At its worst, beauty scholarship isn’t even that: It’s what one person singles out as beauty. In this widely quoted aggregated report of five studies relating to beauty, four of the five studies relied upon the assessment of one person. (Actually, at its true worst, beauty science is just flat-out bad science, as with the “Why are black women less physically attractive than other women?" brouhaha. Incidentally, the author is now admitting that his analysis “may have been flawed,” a rather disingenuous way of acknowledging that in his analysis he never considered that racist bias may account for why photographs of black women were scored less attractive than women of other races.)

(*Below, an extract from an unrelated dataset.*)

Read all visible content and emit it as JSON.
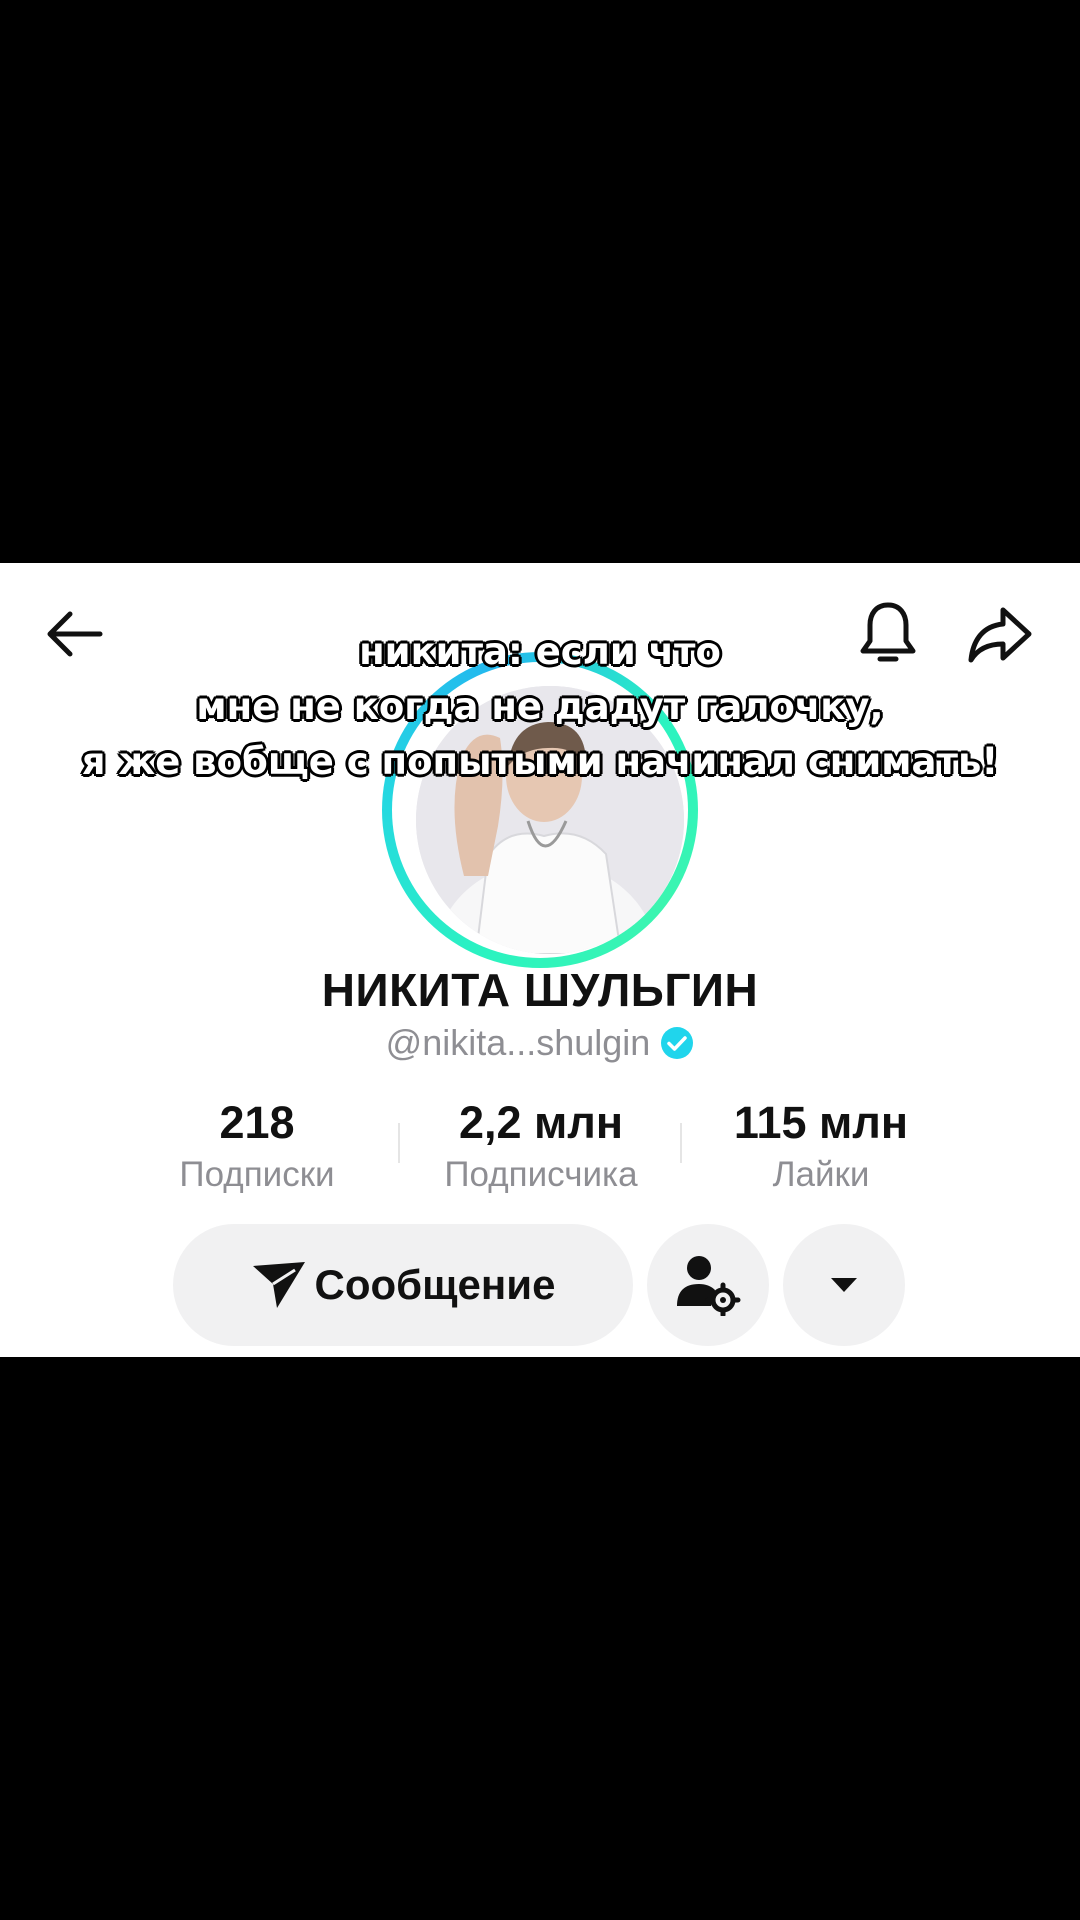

I’ve never attempted to define beauty on here, in part because that was one of my personal reasons for starting this blog: I wanted to find out what I thought beauty really was. I used to think of it a little more black-and-white: There was “inner beauty,” and there was physical beauty, and while someone’s personality can shape whether you see someone as physically beautiful, I believed there was a much stricter line between the two than I do now. I don’t know if we can map beauty. It’s an amalgam of genetics, experience, self-care, grooming, skill, circumstance, effort, finances, the time-space continuum, and plain old luck. Some beauty might be better caught in photographs than others; other beauty may best be captured in film; others still may shine only in person, when one’s electricity serves to illuminate them with the golden glow that beauty—whatever that is—confers.

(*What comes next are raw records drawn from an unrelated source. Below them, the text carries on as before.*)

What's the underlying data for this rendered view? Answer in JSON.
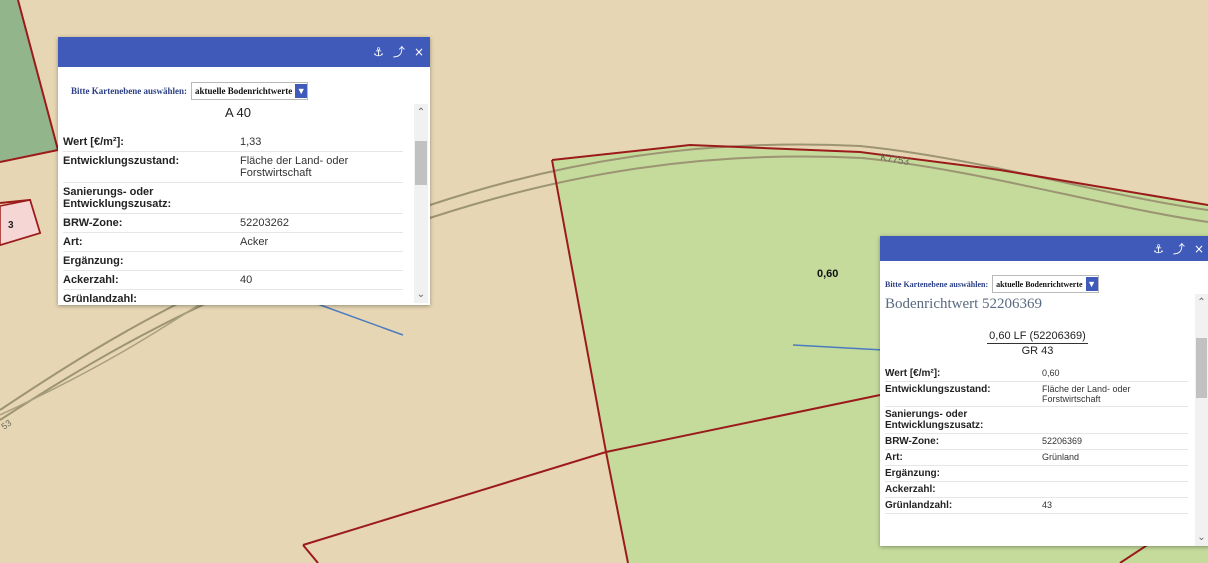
{
  "colors": {
    "map_bg": "#e7d6b4",
    "green_parcel": "#c4db9c",
    "green_left": "#93b58c",
    "road": "#9c9472",
    "parcel_border": "#9b1b1b",
    "popup_header": "#3f5ab8",
    "leader_line": "#4a7bc0"
  },
  "map": {
    "road_label_k": "K7753",
    "road_label_small": "53",
    "parcel_label_3": "3",
    "value_label": "0,60"
  },
  "popup1": {
    "header_icons": [
      "anchor-icon",
      "unpin-icon",
      "close-icon"
    ],
    "header_icon_glyphs": [
      "⚓",
      "⤴",
      "×"
    ],
    "layer_label": "Bitte Kartenebene auswählen:",
    "layer_value": "aktuelle Bodenrichtwerte",
    "title": "A 40",
    "rows": [
      {
        "key": "Wert [€/m²]:",
        "value": "1,33"
      },
      {
        "key": "Entwicklungszustand:",
        "value": "Fläche der Land- oder Forstwirtschaft"
      },
      {
        "key": "Sanierungs- oder Entwicklungszusatz:",
        "value": ""
      },
      {
        "key": "BRW-Zone:",
        "value": "52203262"
      },
      {
        "key": "Art:",
        "value": "Acker"
      },
      {
        "key": "Ergänzung:",
        "value": ""
      },
      {
        "key": "Ackerzahl:",
        "value": "40"
      },
      {
        "key": "Grünlandzahl:",
        "value": ""
      }
    ]
  },
  "popup2": {
    "header_icons": [
      "anchor-icon",
      "unpin-icon",
      "close-icon"
    ],
    "header_icon_glyphs": [
      "⚓",
      "⤴",
      "×"
    ],
    "layer_label": "Bitte Kartenebene auswählen:",
    "layer_value": "aktuelle Bodenrichtwerte",
    "title": "Bodenrichtwert 52206369",
    "formula_top": "0,60 LF (52206369)",
    "formula_bottom": "GR 43",
    "rows": [
      {
        "key": "Wert [€/m²]:",
        "value": "0,60"
      },
      {
        "key": "Entwicklungszustand:",
        "value": "Fläche der Land- oder Forstwirtschaft"
      },
      {
        "key": "Sanierungs- oder Entwicklungszusatz:",
        "value": ""
      },
      {
        "key": "BRW-Zone:",
        "value": "52206369"
      },
      {
        "key": "Art:",
        "value": "Grünland"
      },
      {
        "key": "Ergänzung:",
        "value": ""
      },
      {
        "key": "Ackerzahl:",
        "value": ""
      },
      {
        "key": "Grünlandzahl:",
        "value": "43"
      }
    ]
  }
}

And I think this might be what bothers me so much about these beauty studies. It’s an intense focus upon conventional looks to the exclusion of the magic beauty can create. I’m not exaggerating when I say that in more than half of the interviews I’ve done on here, at some point the subject has started talking, unprompted by me, about someone in her life who isn’t conventionally good-looking but who is magnetic. (I quickly learned I had to edit that out of interviews or risk being repetitive.) If we’re quick to categorize that as personality or charisma, we lose part of the original meaning of beauty—"a quality or aggregate of qualities that gives pleasure to the senses," as per Webster’s. Personality and charisma can be, but aren’t necessarily, distinct from beauty. The more we try to put a fine point on what exactly all this beauty business is about—with coefficients and calculations and n factors and quadratic formulas—the more we pretend there’s a formula to the magic of everyday life.

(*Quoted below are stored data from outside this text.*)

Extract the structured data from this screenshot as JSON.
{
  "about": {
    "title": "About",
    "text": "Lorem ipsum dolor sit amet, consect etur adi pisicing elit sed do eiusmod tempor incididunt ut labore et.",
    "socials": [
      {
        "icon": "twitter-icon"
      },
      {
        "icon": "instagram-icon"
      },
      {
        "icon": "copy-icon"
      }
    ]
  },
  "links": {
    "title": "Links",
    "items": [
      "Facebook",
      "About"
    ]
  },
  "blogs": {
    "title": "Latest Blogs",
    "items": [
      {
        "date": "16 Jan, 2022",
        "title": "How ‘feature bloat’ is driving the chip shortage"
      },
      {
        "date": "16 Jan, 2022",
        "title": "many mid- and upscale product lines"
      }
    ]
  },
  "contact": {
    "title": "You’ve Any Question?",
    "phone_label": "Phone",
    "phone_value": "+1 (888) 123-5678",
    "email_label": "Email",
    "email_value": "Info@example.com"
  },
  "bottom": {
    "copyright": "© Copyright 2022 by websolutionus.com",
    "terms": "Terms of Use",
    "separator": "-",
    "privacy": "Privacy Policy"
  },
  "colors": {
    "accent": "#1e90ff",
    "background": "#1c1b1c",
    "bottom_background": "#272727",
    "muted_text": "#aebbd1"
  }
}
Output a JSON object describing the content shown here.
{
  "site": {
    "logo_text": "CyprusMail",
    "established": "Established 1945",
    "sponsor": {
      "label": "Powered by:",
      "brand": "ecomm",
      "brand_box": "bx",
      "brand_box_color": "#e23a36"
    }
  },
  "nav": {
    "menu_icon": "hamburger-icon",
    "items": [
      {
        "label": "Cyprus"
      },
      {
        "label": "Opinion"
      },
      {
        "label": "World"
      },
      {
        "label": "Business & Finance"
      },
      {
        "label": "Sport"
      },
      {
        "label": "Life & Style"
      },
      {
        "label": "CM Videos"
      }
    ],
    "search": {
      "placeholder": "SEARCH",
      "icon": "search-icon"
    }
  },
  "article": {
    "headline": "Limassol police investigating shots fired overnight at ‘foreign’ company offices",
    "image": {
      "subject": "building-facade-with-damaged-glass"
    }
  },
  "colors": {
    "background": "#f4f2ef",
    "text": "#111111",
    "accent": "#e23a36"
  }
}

Listen, I write about beauty nearly every day. I like that these studies exist; I like that there are legitimate researchers trying to identify various aspects of beauty instead of just shrugging and saying it’s all up to the gods anyway. I like reading these studies and checking and critiquing my own assumptions. I like that there are people in the realm of the quantifiable doing what I’m attempting to do with words: learn more about appearance, and figure out why it can feel so damned important, why it can hold sway over us to the degree that it does.

But science, for all its quantifiable research, can have a veil of opacity over it as well. Scientific jargon can be alienating to the point where I want to just cry uncle because frankly, I don’t understand the language. (And it doesn’t help when science writers sensationalize studies, which is easy to do with beauty-related research because the public is hungry for it.) And when you don’t understand the language, it’s easy to just assume that they must know what they’re talking about. Even a skeptic like me sometimes just throws up her hands with a cry of “Science says!” because, hell, they have numbers and charts and data and PhDs, and what do I have but my dictionary and a women’s studies minor, right? But science isn’t infallible, and it doesn’t necessarily reflect our lived experiences. And when we’re talking about beauty—a quality that gives pleasure to the senses—to divorce it from our lived experiences and instead put it on paper can, when not regarded with caution, further alienate us from what we were gazing upon in the first place.